INS Nirdeshak (Hindi: निर्देशक lit. director) is the second ship of her class of survey ships. It is a hydrographic survey ship built by GRSE for the Indian Navy. The ship inherits the same name as that of a previous survey vessel which served the Navy until December 2014.

== Design ==
The ships have a displacement of 3400 t and a length of 110 m. They have a cruising speed of 16 knot with a maximum speed of 18 knot and an operating range of 6500 nmi at a speed of 14 to 16 knot. The ships have a complement of 231 and are equipped with hydrographic sensor equipment and a hangar which can accommodate one advanced light helicopter. In the secondary role, the ships can be fitted with a CRN 91 naval gun. In addition, the vessels will follow MARPOL (marine pollution) Standards of the International Maritime Organisation and will be built per Classification Society Rules and Naval Ship Regulations.

The primary role of the vessels would be to conduct coastal and deep-water hydro-graphic survey of ports, navigational channels, Exclusive Economic Zones and collection of oceanographic data for defence. Their secondary role would be to perform search & rescue, ocean research and function as hospital ships for casualties.

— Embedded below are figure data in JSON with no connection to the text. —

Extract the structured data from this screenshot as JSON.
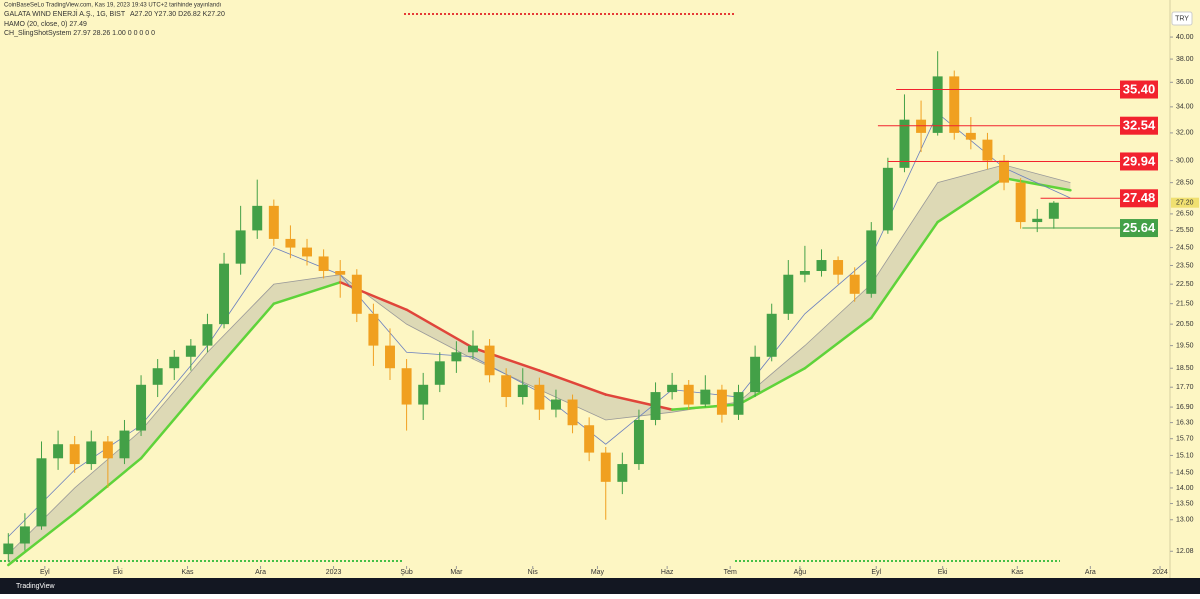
{
  "chart_data": {
    "type": "candlestick",
    "published": "CoinBaseSeLo TradingView.com, Kas 19, 2023 19:43 UTC+2 tarihinde yayınlandı",
    "title": "GALATA WIND ENERJİ A.Ş., 1G, BIST",
    "ohlc_text": "A27.20 Y27.30 D26.82 K27.20",
    "indicators": [
      "HAMO (20, close, 0) 27.49",
      "CH_SlingShotSystem 27.97 28.26 1.00 0 0 0 0 0"
    ],
    "currency": "TRY",
    "brand": "TradingView",
    "log_scale": true,
    "grid": false,
    "up_color": "#43a047",
    "down_color": "#f0a020",
    "x": [
      0,
      1,
      2,
      3,
      4,
      5,
      6,
      7,
      8,
      9,
      10,
      11,
      12,
      13,
      14,
      15,
      16,
      17,
      18,
      19,
      20,
      21,
      22,
      23,
      24,
      25,
      26,
      27,
      28,
      29,
      30,
      31,
      32,
      33,
      34,
      35,
      36,
      37,
      38,
      39,
      40,
      41,
      42,
      43,
      44,
      45,
      46,
      47,
      48,
      49,
      50,
      51,
      52,
      53,
      54,
      55,
      56,
      57,
      58,
      59,
      60,
      61,
      62,
      63
    ],
    "open": [
      12.0,
      12.3,
      12.8,
      15.0,
      15.5,
      14.8,
      15.6,
      15.0,
      16.0,
      17.8,
      18.5,
      19.0,
      19.5,
      20.5,
      23.6,
      25.5,
      27.0,
      25.0,
      24.5,
      24.0,
      23.2,
      23.0,
      21.0,
      19.5,
      18.5,
      17.0,
      17.8,
      18.8,
      19.2,
      19.5,
      18.2,
      17.3,
      17.8,
      16.8,
      17.2,
      16.2,
      15.2,
      14.2,
      14.8,
      16.4,
      17.5,
      17.8,
      17.0,
      17.6,
      16.6,
      17.5,
      19.0,
      21.0,
      23.0,
      23.2,
      23.8,
      23.0,
      22.0,
      25.5,
      29.5,
      33.0,
      32.0,
      36.5,
      32.0,
      31.5,
      30.0,
      28.5,
      26.0,
      26.2
    ],
    "high": [
      12.6,
      13.2,
      15.6,
      16.0,
      15.8,
      16.0,
      15.8,
      16.4,
      18.2,
      18.9,
      19.3,
      19.8,
      21.0,
      24.2,
      27.0,
      28.7,
      27.4,
      25.8,
      25.0,
      24.4,
      23.8,
      23.3,
      21.5,
      20.3,
      18.9,
      18.3,
      19.2,
      19.7,
      20.2,
      19.8,
      18.5,
      18.5,
      18.1,
      17.6,
      17.4,
      16.5,
      15.4,
      15.2,
      16.8,
      17.9,
      18.3,
      18.0,
      18.2,
      17.8,
      17.8,
      19.5,
      21.5,
      23.8,
      24.6,
      24.4,
      24.0,
      23.4,
      26.0,
      30.2,
      35.0,
      34.5,
      38.7,
      37.0,
      33.2,
      32.0,
      30.4,
      28.8,
      26.8,
      27.3
    ],
    "low": [
      11.8,
      12.1,
      12.7,
      14.6,
      14.5,
      14.6,
      14.0,
      14.8,
      15.8,
      17.3,
      18.0,
      18.4,
      19.2,
      20.3,
      23.0,
      25.0,
      24.6,
      23.9,
      23.5,
      22.8,
      21.8,
      20.6,
      18.6,
      18.0,
      16.0,
      16.4,
      17.5,
      18.3,
      18.9,
      17.9,
      16.9,
      17.0,
      16.4,
      16.5,
      15.9,
      14.9,
      13.0,
      13.8,
      14.6,
      16.2,
      17.2,
      16.8,
      16.9,
      16.3,
      16.4,
      17.3,
      18.8,
      20.7,
      22.6,
      22.9,
      22.5,
      21.6,
      21.8,
      25.3,
      29.2,
      30.6,
      31.8,
      31.5,
      30.8,
      29.4,
      28.0,
      25.6,
      25.4,
      25.6
    ],
    "close": [
      12.3,
      12.8,
      15.0,
      15.5,
      14.8,
      15.6,
      15.0,
      16.0,
      17.8,
      18.5,
      19.0,
      19.5,
      20.5,
      23.6,
      25.5,
      27.0,
      25.0,
      24.5,
      24.0,
      23.2,
      23.0,
      21.0,
      19.5,
      18.5,
      17.0,
      17.8,
      18.8,
      19.2,
      19.5,
      18.2,
      17.3,
      17.8,
      16.8,
      17.2,
      16.2,
      15.2,
      14.2,
      14.8,
      16.4,
      17.5,
      17.8,
      17.0,
      17.6,
      16.6,
      17.5,
      19.0,
      21.0,
      23.0,
      23.2,
      23.8,
      23.0,
      22.0,
      25.5,
      29.5,
      33.0,
      32.0,
      36.5,
      32.0,
      31.5,
      30.0,
      28.5,
      26.0,
      26.2,
      27.2
    ],
    "ribbon": {
      "x": [
        0,
        4,
        8,
        12,
        16,
        20,
        24,
        28,
        32,
        36,
        40,
        44,
        48,
        52,
        56,
        60,
        64
      ],
      "fast": [
        12.0,
        14.0,
        16.0,
        19.2,
        22.5,
        23.0,
        20.5,
        18.9,
        17.6,
        16.4,
        16.7,
        17.1,
        19.5,
        22.5,
        28.5,
        29.7,
        28.5
      ],
      "slow": [
        11.7,
        13.2,
        15.0,
        18.0,
        21.5,
        22.6,
        21.2,
        19.4,
        18.4,
        17.4,
        16.8,
        17.0,
        18.5,
        20.8,
        26.0,
        28.8,
        28.0
      ],
      "up_color": "#5fd33a",
      "down_color": "#e0453a"
    },
    "ma": {
      "x": [
        0,
        4,
        8,
        12,
        16,
        20,
        24,
        28,
        32,
        36,
        40,
        44,
        48,
        52,
        56,
        60,
        64
      ],
      "values": [
        12.5,
        14.6,
        16.2,
        19.5,
        24.5,
        23.0,
        19.2,
        19.0,
        17.5,
        15.5,
        17.6,
        17.3,
        21.0,
        24.0,
        33.5,
        29.5,
        27.5
      ],
      "color": "#6a7fbf"
    },
    "levels": [
      {
        "value": 35.4,
        "label": "35.40",
        "x_start": 53.5,
        "color": "#f2222e"
      },
      {
        "value": 32.54,
        "label": "32.54",
        "x_start": 52.4,
        "color": "#f2222e"
      },
      {
        "value": 29.94,
        "label": "29.94",
        "x_start": 53,
        "color": "#f2222e"
      },
      {
        "value": 27.48,
        "label": "27.48",
        "x_start": 62.2,
        "color": "#f2222e"
      },
      {
        "value": 25.64,
        "label": "25.64",
        "x_start": 61.1,
        "color": "#43a047"
      }
    ],
    "last_price": {
      "value": 27.2,
      "label": "27.20"
    },
    "xlim": [
      -0.5,
      70
    ],
    "xticks": [
      {
        "value": 2.2,
        "label": "Eyl"
      },
      {
        "value": 6.6,
        "label": "Eki"
      },
      {
        "value": 10.8,
        "label": "Kas"
      },
      {
        "value": 15.2,
        "label": "Ara"
      },
      {
        "value": 19.6,
        "label": "2023"
      },
      {
        "value": 24.0,
        "label": "Şub"
      },
      {
        "value": 27.0,
        "label": "Mar"
      },
      {
        "value": 31.6,
        "label": "Nis"
      },
      {
        "value": 35.5,
        "label": "May"
      },
      {
        "value": 39.7,
        "label": "Haz"
      },
      {
        "value": 43.5,
        "label": "Tem"
      },
      {
        "value": 47.7,
        "label": "Ağu"
      },
      {
        "value": 52.3,
        "label": "Eyl"
      },
      {
        "value": 56.3,
        "label": "Eki"
      },
      {
        "value": 60.8,
        "label": "Kas"
      },
      {
        "value": 65.2,
        "label": "Ara"
      },
      {
        "value": 69.4,
        "label": "2024"
      }
    ],
    "ylim": [
      11.7,
      42.8
    ],
    "yticks": [
      {
        "value": 40,
        "label": "40.00"
      },
      {
        "value": 38,
        "label": "38.00"
      },
      {
        "value": 36,
        "label": "36.00"
      },
      {
        "value": 34,
        "label": "34.00"
      },
      {
        "value": 32,
        "label": "32.00"
      },
      {
        "value": 30,
        "label": "30.00"
      },
      {
        "value": 28.5,
        "label": "28.50"
      },
      {
        "value": 26.5,
        "label": "26.50"
      },
      {
        "value": 25.5,
        "label": "25.50"
      },
      {
        "value": 24.5,
        "label": "24.50"
      },
      {
        "value": 23.5,
        "label": "23.50"
      },
      {
        "value": 22.5,
        "label": "22.50"
      },
      {
        "value": 21.5,
        "label": "21.50"
      },
      {
        "value": 20.5,
        "label": "20.50"
      },
      {
        "value": 19.5,
        "label": "19.50"
      },
      {
        "value": 18.5,
        "label": "18.50"
      },
      {
        "value": 17.7,
        "label": "17.70"
      },
      {
        "value": 16.9,
        "label": "16.90"
      },
      {
        "value": 16.3,
        "label": "16.30"
      },
      {
        "value": 15.7,
        "label": "15.70"
      },
      {
        "value": 15.1,
        "label": "15.10"
      },
      {
        "value": 14.5,
        "label": "14.50"
      },
      {
        "value": 14,
        "label": "14.00"
      },
      {
        "value": 13.5,
        "label": "13.50"
      },
      {
        "value": 13,
        "label": "13.00"
      },
      {
        "value": 12.08,
        "label": "12.08"
      }
    ]
  }
}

== Construction and service ==
The keel of the ship was laid on 1 December 2020 and launched on 26 May 2022.

The ship was delivered to the Indian Navy on 8 October 2024. It was commissioned on 18 December 2024. She participated at the International Fleet Review 2026 held at Visakapatanam. She visited Colombo port in Sri Lanka for an Operational Turnaround and a training visit in April 2026. She will take part in the 4th India-Sri Lanka joint diving exercise (DIVEX 2026), a bilateral diving exercise scheduled from April 21-27.